Is the description appropriately sized, front-loaded, and free of redundancy?

The description is compact and efficient: four sentences, each adding essential information. It starts with the main purpose, then details, then pagination, and finally an alternative tool reference. No redundant or unnecessary text.

Shorter descriptions cost fewer tokens and are easier for agents to parse. Every sentence should earn its place.

Completeness4/5

Given the tool's complexity, does the description cover enough for an agent to succeed on first attempt?

Given the tool has 8 parameters, pagination, filtering, sorting, and an output schema (not shown but referenced in context), the description covers the key usage aspects: filtering, sorting, default column naming, pagination, and distinction from get_row. It doesn't need to explain return values since the output schema exists. Minor omissions: no mention of open-world behavior (covered by annotation) and no explicit note about result limits (schema has min/max). Overall complete for practical use.

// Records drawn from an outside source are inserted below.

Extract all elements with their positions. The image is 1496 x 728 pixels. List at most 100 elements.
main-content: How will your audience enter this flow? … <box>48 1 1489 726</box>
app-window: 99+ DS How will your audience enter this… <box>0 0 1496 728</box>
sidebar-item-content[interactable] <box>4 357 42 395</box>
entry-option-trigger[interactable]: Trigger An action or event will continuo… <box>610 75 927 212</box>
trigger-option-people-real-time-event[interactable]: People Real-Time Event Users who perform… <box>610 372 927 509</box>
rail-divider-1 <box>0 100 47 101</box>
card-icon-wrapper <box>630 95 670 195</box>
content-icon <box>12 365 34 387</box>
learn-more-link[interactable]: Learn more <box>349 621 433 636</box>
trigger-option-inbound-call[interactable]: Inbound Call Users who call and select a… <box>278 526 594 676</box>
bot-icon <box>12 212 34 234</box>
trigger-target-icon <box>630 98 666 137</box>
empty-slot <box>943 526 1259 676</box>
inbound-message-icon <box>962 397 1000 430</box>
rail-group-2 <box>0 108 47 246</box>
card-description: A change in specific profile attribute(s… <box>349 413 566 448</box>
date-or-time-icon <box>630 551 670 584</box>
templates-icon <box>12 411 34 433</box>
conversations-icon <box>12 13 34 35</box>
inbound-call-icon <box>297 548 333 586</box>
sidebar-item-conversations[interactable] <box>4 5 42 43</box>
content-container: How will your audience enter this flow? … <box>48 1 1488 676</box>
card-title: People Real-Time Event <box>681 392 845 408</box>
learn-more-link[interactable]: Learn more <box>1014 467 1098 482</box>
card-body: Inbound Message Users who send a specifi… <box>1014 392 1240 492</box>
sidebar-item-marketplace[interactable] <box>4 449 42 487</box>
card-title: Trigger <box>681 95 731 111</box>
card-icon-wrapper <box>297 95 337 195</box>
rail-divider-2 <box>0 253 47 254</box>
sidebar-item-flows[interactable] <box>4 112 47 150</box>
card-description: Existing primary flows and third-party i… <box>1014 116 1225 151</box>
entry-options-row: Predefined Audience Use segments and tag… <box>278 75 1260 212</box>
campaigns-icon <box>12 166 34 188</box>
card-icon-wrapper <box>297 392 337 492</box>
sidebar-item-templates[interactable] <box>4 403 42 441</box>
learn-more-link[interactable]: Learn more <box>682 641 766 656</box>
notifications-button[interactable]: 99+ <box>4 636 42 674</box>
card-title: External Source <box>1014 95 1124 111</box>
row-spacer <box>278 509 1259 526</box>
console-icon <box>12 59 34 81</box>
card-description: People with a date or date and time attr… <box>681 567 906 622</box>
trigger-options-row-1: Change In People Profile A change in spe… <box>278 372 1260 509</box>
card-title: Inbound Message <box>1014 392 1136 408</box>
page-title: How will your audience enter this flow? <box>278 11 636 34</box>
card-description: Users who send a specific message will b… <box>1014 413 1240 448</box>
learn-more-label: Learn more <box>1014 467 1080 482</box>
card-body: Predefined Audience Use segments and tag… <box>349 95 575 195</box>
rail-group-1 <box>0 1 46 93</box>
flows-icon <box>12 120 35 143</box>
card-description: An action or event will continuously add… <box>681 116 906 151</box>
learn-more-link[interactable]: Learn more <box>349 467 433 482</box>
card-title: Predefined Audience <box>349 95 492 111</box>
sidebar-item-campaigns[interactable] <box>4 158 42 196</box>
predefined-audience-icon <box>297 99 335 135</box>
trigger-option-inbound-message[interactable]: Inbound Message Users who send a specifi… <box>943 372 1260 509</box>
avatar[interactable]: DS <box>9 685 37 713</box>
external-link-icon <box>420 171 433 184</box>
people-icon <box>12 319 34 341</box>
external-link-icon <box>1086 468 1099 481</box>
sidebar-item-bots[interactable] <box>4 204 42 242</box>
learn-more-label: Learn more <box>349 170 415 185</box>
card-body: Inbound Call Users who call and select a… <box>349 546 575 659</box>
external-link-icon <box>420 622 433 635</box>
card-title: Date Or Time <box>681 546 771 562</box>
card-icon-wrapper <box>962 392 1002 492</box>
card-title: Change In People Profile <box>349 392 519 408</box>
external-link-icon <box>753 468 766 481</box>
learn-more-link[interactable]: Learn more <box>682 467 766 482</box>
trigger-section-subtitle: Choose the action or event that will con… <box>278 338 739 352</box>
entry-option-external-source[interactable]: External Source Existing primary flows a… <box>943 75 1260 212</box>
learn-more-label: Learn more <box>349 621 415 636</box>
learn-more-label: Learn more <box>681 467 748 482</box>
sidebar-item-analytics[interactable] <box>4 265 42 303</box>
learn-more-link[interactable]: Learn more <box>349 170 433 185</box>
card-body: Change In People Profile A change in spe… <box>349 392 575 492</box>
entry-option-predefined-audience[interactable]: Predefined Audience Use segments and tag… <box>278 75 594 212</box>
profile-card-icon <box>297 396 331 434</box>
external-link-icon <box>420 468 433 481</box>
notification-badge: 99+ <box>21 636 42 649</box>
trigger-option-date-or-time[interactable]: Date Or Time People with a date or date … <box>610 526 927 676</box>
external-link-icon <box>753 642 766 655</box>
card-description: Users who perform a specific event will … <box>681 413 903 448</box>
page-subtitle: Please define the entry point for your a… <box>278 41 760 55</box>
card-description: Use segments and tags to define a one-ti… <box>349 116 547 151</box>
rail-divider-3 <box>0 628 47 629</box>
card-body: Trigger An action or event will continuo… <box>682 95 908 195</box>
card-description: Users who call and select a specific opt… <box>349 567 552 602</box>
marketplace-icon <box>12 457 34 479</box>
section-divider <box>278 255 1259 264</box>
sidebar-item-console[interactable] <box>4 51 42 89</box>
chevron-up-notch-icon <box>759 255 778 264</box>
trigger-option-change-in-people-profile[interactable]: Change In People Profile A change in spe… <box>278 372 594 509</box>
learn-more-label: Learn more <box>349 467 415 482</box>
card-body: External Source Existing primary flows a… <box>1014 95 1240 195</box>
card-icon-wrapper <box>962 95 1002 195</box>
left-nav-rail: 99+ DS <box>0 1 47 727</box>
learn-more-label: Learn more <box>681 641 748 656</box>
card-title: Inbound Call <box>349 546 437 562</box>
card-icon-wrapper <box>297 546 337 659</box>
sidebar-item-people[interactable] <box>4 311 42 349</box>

Complex tools with many parameters or behaviors need more documentation. Simple tools need less. This dimension scales expectations accordingly.

Parameters3/5

Does the description clarify parameter syntax, constraints, interactions, or defaults beyond what the schema provides?

The input schema has 100% coverage, so all parameters are already described. The description mentions the query parameter for filtering and the use_column_names default, but does not add significant meaning beyond the schema. The schema descriptions for parameters like sort_by and limit are already clear. Baseline of 3 is appropriate.

Input schemas describe structure but not intent. Descriptions should explain non-obvious parameter relationships and valid value ranges.

Purpose5/5

Does the description clearly state what the tool does and how it differs from similar tools?

The description clearly states 'List rows in a Coda table with optional filtering and sorting.' This is a specific verb+resource combination. It also distinguishes from the sibling tool coda_get_row by noting 'For a specific row by ID, use coda_get_row instead.' The purpose is unambiguous and differentiated.

Agents choose between tools based on descriptions. A clear purpose with a specific verb and resource helps agents select the right tool.

Usage Guidelines4/5

Does the description explain when to use this tool, when not to, or what alternatives exist?

The description explains when to use the tool (listing rows with filtering/sorting) and when not (for a specific row, use coda_get_row). It mentions pagination and how to handle it with the cursor parameter. However, it does not explicitly mention alternatives for row mutation (e.g., coda_insert_rows, coda_update_row, coda_delete_row), but the context is clear enough for a listing tool.

Agents often have multiple tools that could apply. Explicit usage guidance like "use X instead of Y when Z" prevents misuse.